Zia Donna grabs Elettra violently by the arm and growls. “You shut your mouth.”

“Ow! Ma!” Elettra winces and tries to pull away. The whirling activity in the kitchen freezes, prosciutto and tomatoes practically floating mid-air.

“You want to be turned into a street whore?” She shakes Elettra viciously, danger etched into her features.

“Donna!” Nana grabs her by the shoulders and gently pries her hands away. But she’s hell-bent on proving whatever point she’s got and winds up scratching Elettra’s arm as she pulls away.

“I was kidding.” Elettra hiccups between sobs, cradling her scratched arm. “Ma, it was a joke!”

“That is nothing to laugh about!”

Zia catches my attention and tips her head towards the back half of the house, as she picks up a tray of antipasto.
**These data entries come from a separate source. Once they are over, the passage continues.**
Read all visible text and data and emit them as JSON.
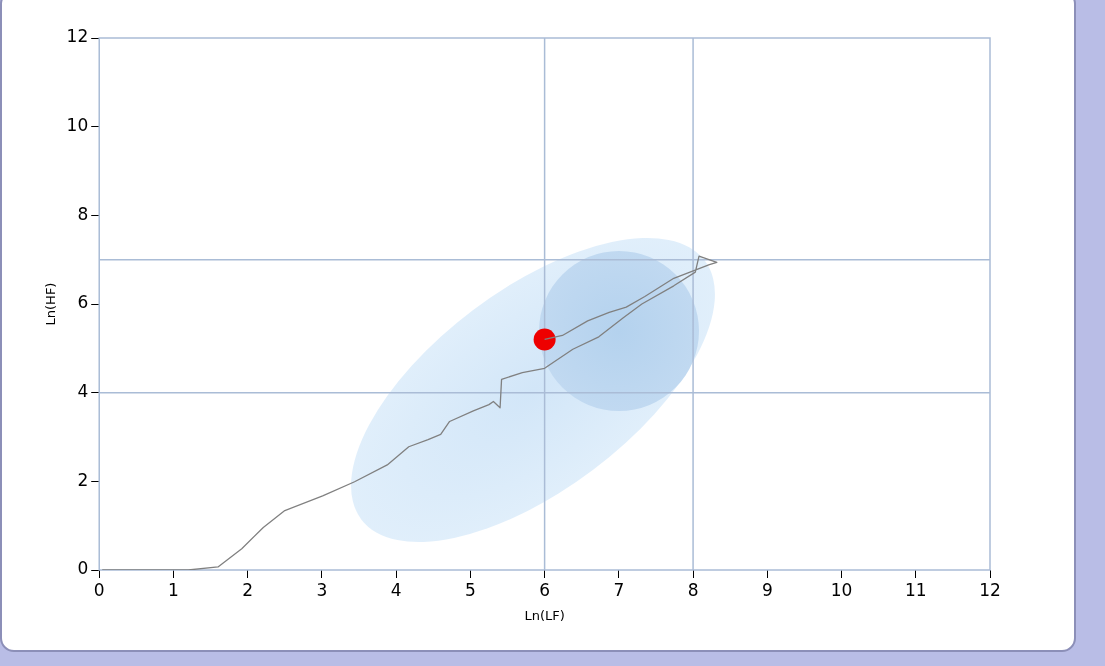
{
  "chart_data": {
    "type": "line",
    "xlabel": "Ln(LF)",
    "ylabel": "Ln(HF)",
    "xlim": [
      0,
      12
    ],
    "xticks": [
      0,
      1,
      2,
      3,
      4,
      5,
      6,
      7,
      8,
      9,
      10,
      11,
      12
    ],
    "ylim": [
      0,
      12
    ],
    "yticks": [
      0,
      2,
      4,
      6,
      8,
      10,
      12
    ],
    "grid": false,
    "legend": false,
    "marker": "none",
    "line_style": "solid",
    "ref_lines": [
      {
        "axis": "x",
        "value": 6,
        "color": "#aabcd6"
      },
      {
        "axis": "x",
        "value": 8,
        "color": "#aabcd6"
      },
      {
        "axis": "y",
        "value": 4,
        "color": "#aabcd6"
      },
      {
        "axis": "y",
        "value": 7,
        "color": "#aabcd6"
      }
    ],
    "series": [
      {
        "color": "#808080",
        "x": [
          0.04,
          1.2,
          1.6,
          1.92,
          2.21,
          2.5,
          3.01,
          3.44,
          3.88,
          4.17,
          4.43,
          4.6,
          4.72,
          5.04,
          5.25,
          5.31,
          5.4,
          5.42,
          5.7,
          6.0,
          6.38,
          6.73,
          7.06,
          7.31,
          7.74,
          8.03,
          8.08,
          8.32,
          8.22,
          7.74,
          7.35,
          7.1,
          6.87,
          6.58,
          6.24,
          6.0
        ],
        "values": [
          0,
          0,
          0.07,
          0.48,
          0.96,
          1.34,
          1.67,
          1.99,
          2.37,
          2.78,
          2.94,
          3.06,
          3.35,
          3.59,
          3.73,
          3.8,
          3.66,
          4.3,
          4.45,
          4.55,
          4.98,
          5.26,
          5.69,
          6.0,
          6.41,
          6.72,
          7.08,
          6.94,
          6.89,
          6.58,
          6.17,
          5.93,
          5.81,
          5.62,
          5.29,
          5.2
        ]
      },
      {
        "type": "scatter",
        "color": "#ee0000",
        "marker": "circle",
        "x": [
          6.0
        ],
        "values": [
          5.2
        ]
      }
    ]
  }
}
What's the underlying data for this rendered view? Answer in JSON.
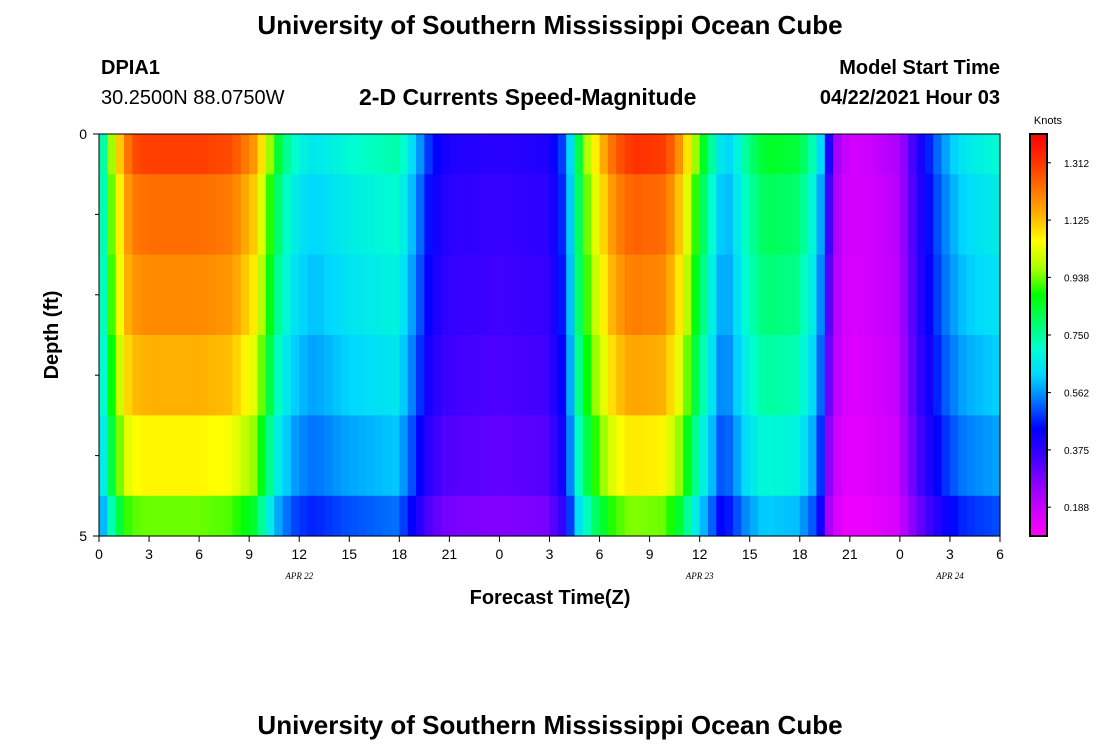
{
  "header": {
    "title_top": "University of Southern Mississippi Ocean Cube",
    "title_bottom": "University of Southern Mississippi Ocean Cube",
    "station_id": "DPIA1",
    "coords": "30.2500N  88.0750W",
    "chart_subtitle": "2-D Currents Speed-Magnitude",
    "model_start_label": "Model Start Time",
    "model_start_value": "04/22/2021 Hour 03"
  },
  "chart_data": {
    "type": "heatmap",
    "title": "2-D Currents Speed-Magnitude",
    "xlabel": "Forecast Time(Z)",
    "ylabel": "Depth (ft)",
    "units": "Knots",
    "x_hours_range": [
      0,
      54
    ],
    "x_tick_hours": [
      0,
      3,
      6,
      9,
      12,
      15,
      18,
      21,
      24,
      27,
      30,
      33,
      36,
      39,
      42,
      45,
      48,
      51,
      54
    ],
    "x_tick_labels": [
      "0",
      "3",
      "6",
      "9",
      "12",
      "15",
      "18",
      "21",
      "0",
      "3",
      "6",
      "9",
      "12",
      "15",
      "18",
      "21",
      "0",
      "3",
      "6"
    ],
    "date_labels": [
      {
        "text": "APR  22",
        "hour": 12
      },
      {
        "text": "APR  23",
        "hour": 36
      },
      {
        "text": "APR  24",
        "hour": 51
      }
    ],
    "y_range": [
      0,
      5
    ],
    "y_tick_labels": [
      {
        "value": 0,
        "label": "0"
      },
      {
        "value": 5,
        "label": "5"
      }
    ],
    "y_minor_ticks": [
      1,
      2,
      3,
      4
    ],
    "depth_bands": [
      {
        "top": 0.0,
        "bottom": 0.5
      },
      {
        "top": 0.5,
        "bottom": 1.5
      },
      {
        "top": 1.5,
        "bottom": 2.5
      },
      {
        "top": 2.5,
        "bottom": 3.5
      },
      {
        "top": 3.5,
        "bottom": 4.5
      },
      {
        "top": 4.5,
        "bottom": 5.0
      }
    ],
    "profile_hours": [
      0,
      0.5,
      1,
      1.5,
      2,
      3,
      4,
      6,
      8,
      9.5,
      10,
      10.5,
      11,
      12,
      13,
      15,
      18,
      19,
      19.5,
      20,
      21,
      24,
      27,
      28,
      28.5,
      29,
      30,
      31,
      32,
      34,
      35,
      36,
      37,
      37.5,
      38,
      39,
      40,
      42,
      43,
      43.5,
      44,
      45,
      46,
      48,
      49,
      50,
      51,
      52,
      54
    ],
    "profile_knots": [
      0.6,
      0.88,
      1.05,
      1.18,
      1.28,
      1.3,
      1.3,
      1.3,
      1.28,
      1.16,
      1.02,
      0.9,
      0.78,
      0.68,
      0.65,
      0.7,
      0.74,
      0.6,
      0.52,
      0.45,
      0.4,
      0.38,
      0.4,
      0.52,
      0.72,
      0.93,
      1.12,
      1.26,
      1.32,
      1.3,
      1.15,
      0.9,
      0.7,
      0.6,
      0.65,
      0.78,
      0.85,
      0.83,
      0.7,
      0.55,
      0.25,
      0.17,
      0.18,
      0.22,
      0.38,
      0.5,
      0.6,
      0.66,
      0.7
    ],
    "depth_offsets": [
      0.0,
      0.05,
      0.08,
      0.1,
      0.13,
      0.15
    ],
    "depth_gain": [
      1.0,
      0.95,
      0.92,
      0.88,
      0.82,
      0.72
    ],
    "colorbar": {
      "label": "Knots",
      "range": [
        0.094,
        1.406
      ],
      "tick_values": [
        0.188,
        0.375,
        0.562,
        0.75,
        0.938,
        1.125,
        1.312
      ],
      "tick_labels": [
        "0.188",
        "0.375",
        "0.562",
        "0.750",
        "0.938",
        "1.125",
        "1.312"
      ],
      "stops": [
        "#ff00ff",
        "#cc00ff",
        "#8800ff",
        "#3a00ff",
        "#0000ff",
        "#0070ff",
        "#00d8ff",
        "#00ffd0",
        "#00ff66",
        "#00ff00",
        "#aaff00",
        "#ffff00",
        "#ffb000",
        "#ff7000",
        "#ff3000",
        "#ff0000"
      ]
    }
  }
}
I know what she’s asking.

“Come, Elettra.” I wrap my arms around my cousin to hold her together as she cries. “Let’s get you cleaned up.”
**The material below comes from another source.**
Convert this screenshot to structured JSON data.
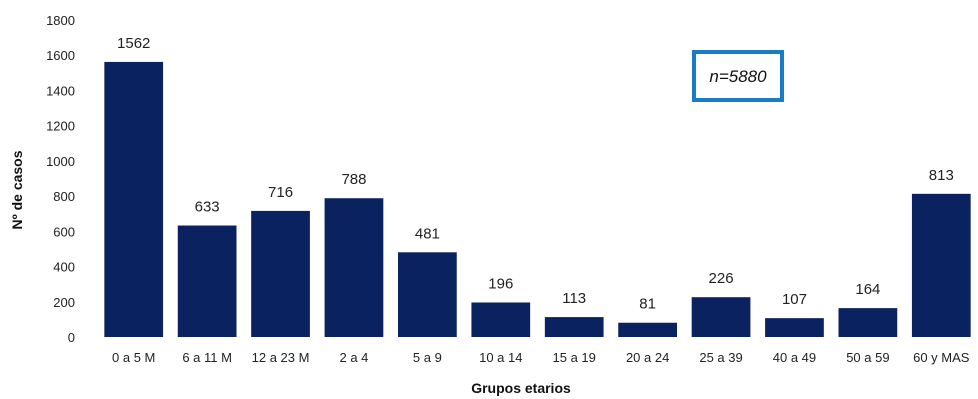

“I was just kidding,” she whimpers again as we go to the little downstairs bathroom.

“You know how moms get about their daughters.” I don’t actually know, because my parents died when I was very young. Still, I think back to the argument between my aunt and uncle early this morning, and it’s enough to elicit empathy. “Family cares, even if they do it rough.”

I close the door. Elettra sits on the blue toilet so I can tend to her arm. She’s still as shaken as I am, though more, given what happened. What about this man caused my aunt to go ballistic? He’s scary as hell, sure. But that didn’t justify calling Elettra a whore waiting to happen.
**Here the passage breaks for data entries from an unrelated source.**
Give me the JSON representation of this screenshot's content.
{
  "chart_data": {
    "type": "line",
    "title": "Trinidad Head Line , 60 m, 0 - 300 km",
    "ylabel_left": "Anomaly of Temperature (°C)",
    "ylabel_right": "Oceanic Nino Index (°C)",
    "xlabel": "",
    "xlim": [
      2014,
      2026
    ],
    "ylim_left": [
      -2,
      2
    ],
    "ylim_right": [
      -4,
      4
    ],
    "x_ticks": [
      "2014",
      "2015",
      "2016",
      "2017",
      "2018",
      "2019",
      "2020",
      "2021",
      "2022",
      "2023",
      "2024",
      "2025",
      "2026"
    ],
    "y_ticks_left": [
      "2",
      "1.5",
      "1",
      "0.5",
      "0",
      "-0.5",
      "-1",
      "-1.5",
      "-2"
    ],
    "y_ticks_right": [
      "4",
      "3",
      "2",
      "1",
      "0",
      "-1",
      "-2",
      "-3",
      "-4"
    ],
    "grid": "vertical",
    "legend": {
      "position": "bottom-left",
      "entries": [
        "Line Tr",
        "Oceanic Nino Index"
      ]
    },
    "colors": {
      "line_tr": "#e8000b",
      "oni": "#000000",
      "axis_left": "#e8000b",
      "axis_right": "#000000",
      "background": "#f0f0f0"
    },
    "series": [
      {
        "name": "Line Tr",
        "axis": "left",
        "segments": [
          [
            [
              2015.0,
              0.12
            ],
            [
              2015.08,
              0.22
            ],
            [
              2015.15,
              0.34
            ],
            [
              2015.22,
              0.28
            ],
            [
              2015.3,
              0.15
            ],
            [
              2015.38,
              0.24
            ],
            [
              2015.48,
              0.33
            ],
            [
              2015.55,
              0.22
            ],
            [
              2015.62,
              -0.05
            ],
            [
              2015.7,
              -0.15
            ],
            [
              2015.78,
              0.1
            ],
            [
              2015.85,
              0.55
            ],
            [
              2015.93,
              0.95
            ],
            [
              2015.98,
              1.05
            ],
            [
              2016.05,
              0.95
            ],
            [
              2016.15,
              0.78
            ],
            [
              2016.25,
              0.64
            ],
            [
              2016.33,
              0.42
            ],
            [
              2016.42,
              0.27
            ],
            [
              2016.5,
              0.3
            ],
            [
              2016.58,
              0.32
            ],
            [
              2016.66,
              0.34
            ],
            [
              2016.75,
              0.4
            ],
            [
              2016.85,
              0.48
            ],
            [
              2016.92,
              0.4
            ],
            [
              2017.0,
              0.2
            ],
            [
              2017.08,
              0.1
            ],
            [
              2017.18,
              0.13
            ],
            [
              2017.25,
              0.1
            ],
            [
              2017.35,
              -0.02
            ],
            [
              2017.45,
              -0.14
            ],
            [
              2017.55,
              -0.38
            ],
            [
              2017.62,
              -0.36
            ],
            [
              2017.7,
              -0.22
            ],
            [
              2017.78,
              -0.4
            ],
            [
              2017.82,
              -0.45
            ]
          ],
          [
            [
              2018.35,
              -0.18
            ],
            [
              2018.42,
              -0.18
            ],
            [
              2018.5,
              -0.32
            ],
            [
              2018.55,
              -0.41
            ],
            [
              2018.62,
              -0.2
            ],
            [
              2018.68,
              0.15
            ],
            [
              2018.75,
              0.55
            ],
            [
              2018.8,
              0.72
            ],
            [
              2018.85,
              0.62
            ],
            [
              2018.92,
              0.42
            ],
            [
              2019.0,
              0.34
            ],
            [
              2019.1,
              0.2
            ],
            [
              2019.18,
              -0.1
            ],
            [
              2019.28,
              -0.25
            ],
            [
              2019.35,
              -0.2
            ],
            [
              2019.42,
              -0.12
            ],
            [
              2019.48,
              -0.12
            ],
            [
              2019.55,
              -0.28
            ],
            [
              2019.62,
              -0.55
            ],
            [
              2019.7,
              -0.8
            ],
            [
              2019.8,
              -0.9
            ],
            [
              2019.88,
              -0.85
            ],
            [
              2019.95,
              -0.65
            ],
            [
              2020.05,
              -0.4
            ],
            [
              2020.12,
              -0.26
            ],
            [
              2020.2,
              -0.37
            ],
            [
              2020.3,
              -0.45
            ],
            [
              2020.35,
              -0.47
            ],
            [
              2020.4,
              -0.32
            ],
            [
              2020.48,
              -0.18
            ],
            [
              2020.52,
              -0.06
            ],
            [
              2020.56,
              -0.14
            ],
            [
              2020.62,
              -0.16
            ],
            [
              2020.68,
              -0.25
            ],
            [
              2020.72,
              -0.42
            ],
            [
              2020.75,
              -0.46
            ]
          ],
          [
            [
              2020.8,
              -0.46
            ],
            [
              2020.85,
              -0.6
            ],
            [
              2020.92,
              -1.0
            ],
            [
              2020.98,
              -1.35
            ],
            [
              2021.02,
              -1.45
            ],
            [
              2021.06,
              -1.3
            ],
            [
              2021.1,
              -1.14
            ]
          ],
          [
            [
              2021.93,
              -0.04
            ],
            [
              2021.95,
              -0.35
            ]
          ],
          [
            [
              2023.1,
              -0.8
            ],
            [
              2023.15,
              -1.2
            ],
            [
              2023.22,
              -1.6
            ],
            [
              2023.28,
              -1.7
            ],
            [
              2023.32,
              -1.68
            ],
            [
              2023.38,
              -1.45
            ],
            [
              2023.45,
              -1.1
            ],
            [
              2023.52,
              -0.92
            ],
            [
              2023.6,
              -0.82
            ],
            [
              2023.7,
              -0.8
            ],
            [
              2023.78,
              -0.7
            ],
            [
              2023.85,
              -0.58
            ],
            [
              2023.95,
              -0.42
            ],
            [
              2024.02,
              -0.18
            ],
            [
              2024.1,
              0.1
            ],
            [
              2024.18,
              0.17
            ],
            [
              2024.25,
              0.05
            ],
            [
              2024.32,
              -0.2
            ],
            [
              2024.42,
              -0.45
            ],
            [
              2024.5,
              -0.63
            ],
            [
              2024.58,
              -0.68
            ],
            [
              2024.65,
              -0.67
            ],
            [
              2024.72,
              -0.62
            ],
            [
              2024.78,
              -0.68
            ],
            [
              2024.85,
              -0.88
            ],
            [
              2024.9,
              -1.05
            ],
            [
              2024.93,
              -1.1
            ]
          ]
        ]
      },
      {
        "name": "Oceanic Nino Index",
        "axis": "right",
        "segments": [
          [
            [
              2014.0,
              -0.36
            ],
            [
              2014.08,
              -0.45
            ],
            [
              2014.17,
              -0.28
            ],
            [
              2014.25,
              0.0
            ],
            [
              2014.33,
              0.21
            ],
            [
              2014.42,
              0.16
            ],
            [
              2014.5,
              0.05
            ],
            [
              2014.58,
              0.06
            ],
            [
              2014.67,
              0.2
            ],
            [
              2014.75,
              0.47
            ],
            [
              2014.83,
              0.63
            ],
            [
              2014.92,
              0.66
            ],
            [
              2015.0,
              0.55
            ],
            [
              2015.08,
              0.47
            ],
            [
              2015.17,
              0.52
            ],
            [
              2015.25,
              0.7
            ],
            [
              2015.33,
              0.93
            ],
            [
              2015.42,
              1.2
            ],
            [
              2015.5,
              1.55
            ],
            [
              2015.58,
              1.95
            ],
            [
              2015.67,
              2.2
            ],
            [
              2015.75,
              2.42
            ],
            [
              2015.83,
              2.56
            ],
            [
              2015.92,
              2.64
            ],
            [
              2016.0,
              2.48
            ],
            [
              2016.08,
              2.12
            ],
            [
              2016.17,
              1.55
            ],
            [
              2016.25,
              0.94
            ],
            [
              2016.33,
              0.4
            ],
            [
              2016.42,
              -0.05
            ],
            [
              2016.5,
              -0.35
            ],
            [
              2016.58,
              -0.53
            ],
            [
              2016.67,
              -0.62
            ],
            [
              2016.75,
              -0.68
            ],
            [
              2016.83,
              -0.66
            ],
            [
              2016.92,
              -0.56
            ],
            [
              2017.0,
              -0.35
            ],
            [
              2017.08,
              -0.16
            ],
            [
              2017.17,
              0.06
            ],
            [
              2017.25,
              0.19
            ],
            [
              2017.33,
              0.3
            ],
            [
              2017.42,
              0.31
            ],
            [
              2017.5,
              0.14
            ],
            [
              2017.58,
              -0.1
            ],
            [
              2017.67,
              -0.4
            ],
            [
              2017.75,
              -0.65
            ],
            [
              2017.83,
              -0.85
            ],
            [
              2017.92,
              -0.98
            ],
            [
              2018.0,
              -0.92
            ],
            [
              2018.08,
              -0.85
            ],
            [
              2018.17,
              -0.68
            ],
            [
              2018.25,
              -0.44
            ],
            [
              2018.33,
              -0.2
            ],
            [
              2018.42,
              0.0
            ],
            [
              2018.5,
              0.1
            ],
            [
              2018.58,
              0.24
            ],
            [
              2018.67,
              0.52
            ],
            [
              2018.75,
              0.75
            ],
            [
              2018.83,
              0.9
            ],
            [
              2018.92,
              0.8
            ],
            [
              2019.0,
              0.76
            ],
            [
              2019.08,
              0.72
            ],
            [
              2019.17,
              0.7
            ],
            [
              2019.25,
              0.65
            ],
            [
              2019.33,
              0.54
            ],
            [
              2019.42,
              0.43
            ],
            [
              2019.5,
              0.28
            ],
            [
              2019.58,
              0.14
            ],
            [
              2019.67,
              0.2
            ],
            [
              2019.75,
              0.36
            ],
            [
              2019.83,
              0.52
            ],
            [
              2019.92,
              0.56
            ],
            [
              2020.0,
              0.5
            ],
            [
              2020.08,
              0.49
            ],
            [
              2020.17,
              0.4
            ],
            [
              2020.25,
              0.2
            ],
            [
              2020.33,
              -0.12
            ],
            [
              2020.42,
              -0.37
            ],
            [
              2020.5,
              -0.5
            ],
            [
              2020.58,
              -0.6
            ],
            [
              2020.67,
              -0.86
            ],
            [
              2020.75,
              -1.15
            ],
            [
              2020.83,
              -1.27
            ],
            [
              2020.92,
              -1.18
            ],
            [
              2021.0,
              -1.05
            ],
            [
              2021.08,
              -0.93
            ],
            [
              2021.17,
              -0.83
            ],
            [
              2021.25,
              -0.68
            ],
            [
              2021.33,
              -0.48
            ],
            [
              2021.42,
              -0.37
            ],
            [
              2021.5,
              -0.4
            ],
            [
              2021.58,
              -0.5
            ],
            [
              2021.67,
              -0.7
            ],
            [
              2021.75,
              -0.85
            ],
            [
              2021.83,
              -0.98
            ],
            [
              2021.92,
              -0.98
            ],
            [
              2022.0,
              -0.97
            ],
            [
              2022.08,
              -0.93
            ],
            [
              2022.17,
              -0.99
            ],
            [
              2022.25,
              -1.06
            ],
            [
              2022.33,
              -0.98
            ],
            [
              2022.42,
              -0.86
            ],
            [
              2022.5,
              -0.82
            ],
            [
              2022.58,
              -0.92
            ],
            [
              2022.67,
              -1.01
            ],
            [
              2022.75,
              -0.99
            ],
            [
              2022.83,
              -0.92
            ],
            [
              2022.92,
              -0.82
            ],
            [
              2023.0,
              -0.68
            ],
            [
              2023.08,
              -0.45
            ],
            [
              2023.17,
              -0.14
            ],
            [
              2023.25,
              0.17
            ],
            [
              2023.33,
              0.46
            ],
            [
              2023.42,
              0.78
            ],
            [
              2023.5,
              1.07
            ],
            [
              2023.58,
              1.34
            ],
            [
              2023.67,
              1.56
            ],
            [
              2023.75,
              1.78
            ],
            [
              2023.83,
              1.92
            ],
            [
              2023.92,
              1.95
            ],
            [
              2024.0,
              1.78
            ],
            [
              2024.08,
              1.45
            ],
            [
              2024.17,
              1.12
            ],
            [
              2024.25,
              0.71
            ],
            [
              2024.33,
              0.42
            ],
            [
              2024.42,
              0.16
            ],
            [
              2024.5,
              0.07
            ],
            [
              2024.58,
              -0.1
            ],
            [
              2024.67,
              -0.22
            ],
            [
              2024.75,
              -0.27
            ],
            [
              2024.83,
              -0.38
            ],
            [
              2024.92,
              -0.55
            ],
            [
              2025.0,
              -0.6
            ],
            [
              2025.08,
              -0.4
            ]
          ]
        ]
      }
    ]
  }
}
Is that why Zio lost his shit this morning?

And what does that say about Santino? Is he the kind of man who only likes fallen women? Does he ruin all the girls foolish enough to flirt with him? Does he use them and then abandon them?

I try not to dwell on it too much, instead keeping focus on carefully bandaging my cousin’s arm and pretending it’s part of my final, but I can’t stop twisting back to it. So many arguments in our home today, violence from my aunt, all over this mysterious, dark man.

The king, about to receive hospitality from a man he’d made kneel and weep.

What would such a man do to me?

Would he make me kneel and weep too?

“Violetta?” Elettra says. My hands have frozen a Band-Aid inches from her wound. “Are you okay?”

“I’m fine.” I place the adhesive strip. “Just…thinking.”

“About?”

About a man so mighty he’s called a king.

About a man whose power I felt so strongly, twice, that the memory of it lives deep in my body.

About the fear of him taking away my defenses, opening me the way heat spreads the slashes at the top of a loaf of bread, crusting my insides against my outside.

About me liking it.

Wanting it.

Fearing it.

I like sweet blonde boys who demand nothing and don’t care if I stop calling them.

I don’t want a dark-eyed king.

Except the one.

Which I can’t, because he’s terrifying.

I can’t hold the contradictions in my head, and shake them away.

“What’s going on out there?” I ask.

“I have no idea,” Elettra whispers. She watches me smooth down the bandage. “My brother was weird this morning, too. He said Daddy would never deal a daughter to the capos.”

Ah, this was about the part of my community I never had to think about. My uncle was in construction, so he dealt with it, paying what he had to pay and staying in the good graces of the criminals in charge. We observed the law of omertà like a religion.

The law of omertà is simple. You don’t speak of who runs Secondo Vasto. You don’t say or even think the words. You don’t dream of them or what they do.

You certainly don’t judge it, because the mob makes the world go around, and in the same way you don’t think of gravity or the forces that keep the planet in orbit, you don’t spend time thinking about the corruption or crime. You just pretend you’re more American than anything else, because the lie of omertà is about so much more than the mafia.